Mise en place du téléphone grave danger pour alerter en temps réel de menaces, bracelet anti-rapprochement, ouverture d’un centre d’accueil pour les conjoints violents à Nouméa, amélioration de la "bienveillance" lors des dépôts de plainte, suivi accru des victimes via les associations, stage de responsabilisation des auteurs de violences en peine complémentaires (1 750 stages effectués depuis 2021), ouverture de la première unité médico-judiciaire au Médipôle pour mieux appréhender les traumatismes et les lésions des victimes afin d’aider à la résolution des enquêtes… De nombreux dispositifs et structures de lutte contre ce "fléau" qui gangrène la société calédonienne ont vu le jour depuis 2019. "Les outils sont là désormais, mais la problématique reste très forte en Nouvelle-Calédonie, et il est de notre responsabilité collective de les combattre en vue de les éradiquer, martèle Yves Dupas, pour qui cette "prise de conscience doit continuer de s’accompagner d’une politique pénale forte".
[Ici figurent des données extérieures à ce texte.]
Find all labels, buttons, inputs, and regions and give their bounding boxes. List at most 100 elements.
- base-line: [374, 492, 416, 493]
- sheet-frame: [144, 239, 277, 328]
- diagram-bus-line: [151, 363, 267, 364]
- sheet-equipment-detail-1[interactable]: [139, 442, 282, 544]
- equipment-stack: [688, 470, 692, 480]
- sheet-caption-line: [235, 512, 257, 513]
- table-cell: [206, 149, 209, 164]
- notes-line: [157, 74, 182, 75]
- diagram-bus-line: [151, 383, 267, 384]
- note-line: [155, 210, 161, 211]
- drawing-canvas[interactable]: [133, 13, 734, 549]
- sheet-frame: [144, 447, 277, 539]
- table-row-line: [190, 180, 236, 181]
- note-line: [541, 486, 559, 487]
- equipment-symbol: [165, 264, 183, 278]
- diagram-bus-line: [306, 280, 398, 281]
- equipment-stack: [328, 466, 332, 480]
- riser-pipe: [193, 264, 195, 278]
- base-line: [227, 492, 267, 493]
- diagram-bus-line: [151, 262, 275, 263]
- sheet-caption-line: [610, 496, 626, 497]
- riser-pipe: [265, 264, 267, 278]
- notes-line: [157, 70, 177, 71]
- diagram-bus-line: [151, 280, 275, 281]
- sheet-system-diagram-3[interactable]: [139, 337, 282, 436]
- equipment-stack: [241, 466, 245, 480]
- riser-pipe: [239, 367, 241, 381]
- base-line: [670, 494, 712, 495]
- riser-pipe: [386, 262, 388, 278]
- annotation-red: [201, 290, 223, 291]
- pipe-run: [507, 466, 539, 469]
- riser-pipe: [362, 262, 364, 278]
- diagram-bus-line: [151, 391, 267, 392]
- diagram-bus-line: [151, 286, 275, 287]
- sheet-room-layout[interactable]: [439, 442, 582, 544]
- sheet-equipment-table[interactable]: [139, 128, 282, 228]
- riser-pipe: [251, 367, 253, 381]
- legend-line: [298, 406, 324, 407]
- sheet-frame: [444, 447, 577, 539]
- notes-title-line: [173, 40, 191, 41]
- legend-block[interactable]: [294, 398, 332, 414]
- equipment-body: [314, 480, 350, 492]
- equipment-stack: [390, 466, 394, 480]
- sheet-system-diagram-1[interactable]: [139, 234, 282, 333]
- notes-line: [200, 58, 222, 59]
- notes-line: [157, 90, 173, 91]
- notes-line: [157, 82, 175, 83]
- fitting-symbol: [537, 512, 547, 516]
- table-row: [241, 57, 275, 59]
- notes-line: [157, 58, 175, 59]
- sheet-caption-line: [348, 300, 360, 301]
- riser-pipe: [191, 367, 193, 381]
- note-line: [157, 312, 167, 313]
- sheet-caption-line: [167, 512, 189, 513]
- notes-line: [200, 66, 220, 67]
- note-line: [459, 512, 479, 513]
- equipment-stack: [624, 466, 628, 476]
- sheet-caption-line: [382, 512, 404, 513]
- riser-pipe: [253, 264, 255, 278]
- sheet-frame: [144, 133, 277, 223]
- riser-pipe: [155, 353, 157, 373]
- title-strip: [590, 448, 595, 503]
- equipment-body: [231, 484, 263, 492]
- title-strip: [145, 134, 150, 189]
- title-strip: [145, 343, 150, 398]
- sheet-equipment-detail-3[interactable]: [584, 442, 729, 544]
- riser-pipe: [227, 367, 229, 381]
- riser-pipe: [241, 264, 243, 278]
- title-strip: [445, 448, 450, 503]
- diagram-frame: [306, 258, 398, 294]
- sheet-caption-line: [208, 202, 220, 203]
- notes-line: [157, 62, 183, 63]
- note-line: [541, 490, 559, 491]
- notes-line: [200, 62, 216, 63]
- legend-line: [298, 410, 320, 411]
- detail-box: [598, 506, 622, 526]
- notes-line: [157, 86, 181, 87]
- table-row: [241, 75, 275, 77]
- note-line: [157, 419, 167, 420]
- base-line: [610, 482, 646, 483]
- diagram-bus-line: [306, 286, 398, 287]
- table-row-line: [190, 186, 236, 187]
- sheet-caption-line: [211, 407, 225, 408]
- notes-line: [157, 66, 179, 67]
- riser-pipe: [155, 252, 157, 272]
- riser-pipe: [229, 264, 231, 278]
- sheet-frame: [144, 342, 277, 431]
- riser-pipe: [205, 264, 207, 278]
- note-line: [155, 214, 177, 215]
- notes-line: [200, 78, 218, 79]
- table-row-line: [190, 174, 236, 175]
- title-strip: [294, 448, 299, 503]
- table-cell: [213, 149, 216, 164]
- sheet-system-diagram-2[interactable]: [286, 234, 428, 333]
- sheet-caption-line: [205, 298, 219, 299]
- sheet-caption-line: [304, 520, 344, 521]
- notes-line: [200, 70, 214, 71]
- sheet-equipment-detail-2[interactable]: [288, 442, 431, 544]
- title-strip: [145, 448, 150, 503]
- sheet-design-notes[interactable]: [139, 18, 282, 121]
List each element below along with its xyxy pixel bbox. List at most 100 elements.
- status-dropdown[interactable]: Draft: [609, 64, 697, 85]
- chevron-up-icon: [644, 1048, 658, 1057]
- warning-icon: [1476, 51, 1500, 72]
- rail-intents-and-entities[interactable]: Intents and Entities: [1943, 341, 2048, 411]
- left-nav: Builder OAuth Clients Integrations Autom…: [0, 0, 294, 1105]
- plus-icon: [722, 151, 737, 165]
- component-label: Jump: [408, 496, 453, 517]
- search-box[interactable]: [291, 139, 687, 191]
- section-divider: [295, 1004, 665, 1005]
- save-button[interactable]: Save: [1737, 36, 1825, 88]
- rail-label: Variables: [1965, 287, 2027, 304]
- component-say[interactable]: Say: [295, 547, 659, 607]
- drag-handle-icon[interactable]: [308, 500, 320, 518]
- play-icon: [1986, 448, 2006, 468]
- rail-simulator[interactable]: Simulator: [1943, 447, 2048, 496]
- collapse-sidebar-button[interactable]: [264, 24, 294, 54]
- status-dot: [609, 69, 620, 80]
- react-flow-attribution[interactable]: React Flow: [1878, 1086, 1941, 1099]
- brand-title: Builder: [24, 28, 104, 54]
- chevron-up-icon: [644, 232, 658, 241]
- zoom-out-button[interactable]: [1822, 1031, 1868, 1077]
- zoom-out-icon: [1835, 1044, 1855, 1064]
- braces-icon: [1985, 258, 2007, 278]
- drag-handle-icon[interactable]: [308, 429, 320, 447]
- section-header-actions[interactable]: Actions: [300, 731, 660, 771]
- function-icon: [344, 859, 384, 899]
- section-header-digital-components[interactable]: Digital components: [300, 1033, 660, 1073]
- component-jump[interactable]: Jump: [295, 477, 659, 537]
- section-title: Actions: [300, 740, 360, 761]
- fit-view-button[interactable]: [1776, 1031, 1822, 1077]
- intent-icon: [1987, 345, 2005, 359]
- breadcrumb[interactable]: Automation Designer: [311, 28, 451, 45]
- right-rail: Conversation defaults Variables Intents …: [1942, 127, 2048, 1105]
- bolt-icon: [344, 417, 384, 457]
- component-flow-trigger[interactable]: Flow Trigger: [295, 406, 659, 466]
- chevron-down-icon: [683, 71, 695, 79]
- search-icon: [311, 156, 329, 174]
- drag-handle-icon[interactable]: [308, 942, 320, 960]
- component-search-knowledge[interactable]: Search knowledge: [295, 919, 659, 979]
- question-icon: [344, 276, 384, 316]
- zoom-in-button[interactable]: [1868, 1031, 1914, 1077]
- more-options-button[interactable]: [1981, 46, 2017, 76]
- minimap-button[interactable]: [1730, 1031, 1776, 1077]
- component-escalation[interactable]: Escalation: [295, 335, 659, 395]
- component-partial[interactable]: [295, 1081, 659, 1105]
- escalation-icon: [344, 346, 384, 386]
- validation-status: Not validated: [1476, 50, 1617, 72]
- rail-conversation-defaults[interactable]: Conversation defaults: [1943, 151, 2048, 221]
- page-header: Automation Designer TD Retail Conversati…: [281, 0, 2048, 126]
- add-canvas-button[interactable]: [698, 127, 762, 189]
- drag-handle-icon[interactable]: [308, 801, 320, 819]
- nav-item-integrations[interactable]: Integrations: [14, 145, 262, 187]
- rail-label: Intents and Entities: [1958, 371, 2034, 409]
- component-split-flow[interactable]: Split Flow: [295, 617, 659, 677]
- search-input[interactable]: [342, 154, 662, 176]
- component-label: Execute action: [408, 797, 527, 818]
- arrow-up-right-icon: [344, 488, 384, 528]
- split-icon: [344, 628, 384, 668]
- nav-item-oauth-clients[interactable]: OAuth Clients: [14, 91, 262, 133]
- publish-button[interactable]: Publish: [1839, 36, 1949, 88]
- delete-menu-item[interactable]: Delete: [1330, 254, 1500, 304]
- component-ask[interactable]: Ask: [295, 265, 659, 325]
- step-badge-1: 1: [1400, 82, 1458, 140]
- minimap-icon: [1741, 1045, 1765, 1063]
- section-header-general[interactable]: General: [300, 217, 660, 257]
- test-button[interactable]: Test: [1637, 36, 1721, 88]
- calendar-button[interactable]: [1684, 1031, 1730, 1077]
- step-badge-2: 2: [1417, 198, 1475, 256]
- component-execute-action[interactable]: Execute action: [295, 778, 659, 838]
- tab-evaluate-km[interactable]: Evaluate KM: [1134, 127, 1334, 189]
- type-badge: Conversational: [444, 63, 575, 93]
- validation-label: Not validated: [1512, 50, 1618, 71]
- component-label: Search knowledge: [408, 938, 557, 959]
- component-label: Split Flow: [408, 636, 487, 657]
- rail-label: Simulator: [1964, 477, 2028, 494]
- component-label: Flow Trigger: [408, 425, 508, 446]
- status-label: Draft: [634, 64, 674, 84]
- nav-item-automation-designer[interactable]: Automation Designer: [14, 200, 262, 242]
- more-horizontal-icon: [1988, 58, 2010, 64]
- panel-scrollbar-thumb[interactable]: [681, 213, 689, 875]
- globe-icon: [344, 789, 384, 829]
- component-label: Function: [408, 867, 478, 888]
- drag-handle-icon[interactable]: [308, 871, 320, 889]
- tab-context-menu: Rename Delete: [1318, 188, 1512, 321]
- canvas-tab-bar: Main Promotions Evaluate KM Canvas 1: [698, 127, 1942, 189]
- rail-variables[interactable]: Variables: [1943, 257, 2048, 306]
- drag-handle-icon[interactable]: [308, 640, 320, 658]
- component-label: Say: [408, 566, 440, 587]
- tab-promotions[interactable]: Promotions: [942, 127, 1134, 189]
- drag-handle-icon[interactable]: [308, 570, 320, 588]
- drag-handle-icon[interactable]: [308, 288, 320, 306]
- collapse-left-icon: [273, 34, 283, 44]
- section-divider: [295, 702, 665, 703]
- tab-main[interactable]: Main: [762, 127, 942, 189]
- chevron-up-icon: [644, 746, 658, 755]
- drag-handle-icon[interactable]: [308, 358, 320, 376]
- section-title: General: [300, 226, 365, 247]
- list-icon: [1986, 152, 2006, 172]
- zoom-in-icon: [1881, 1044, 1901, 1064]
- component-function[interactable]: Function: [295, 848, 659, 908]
Et les priorités en la matière sont encore nombreuses, à en croire Isabelle Champmoreau : "Il a d’abord fallu se focaliser sur la prise en charge des victimes, car c’était vraiment là qu’il y avait urgence, mais maintenant que ce n’est plus tabou et que ces violences tendent à ne plus être banalisées par les femmes elles-mêmes, nous devons élargir notre spectre à l’ensemble de la cellule familiale, estime la membre du gouvernement, qui plaide également pour "un meilleur maillage territorial" afin de lutter contre l’inégalité de service entre les provinces et pour l’ouverture de places supplémentaire, dès l’an prochain, en foyer d’accueil dans le Grand Nouméa et dans le Nord.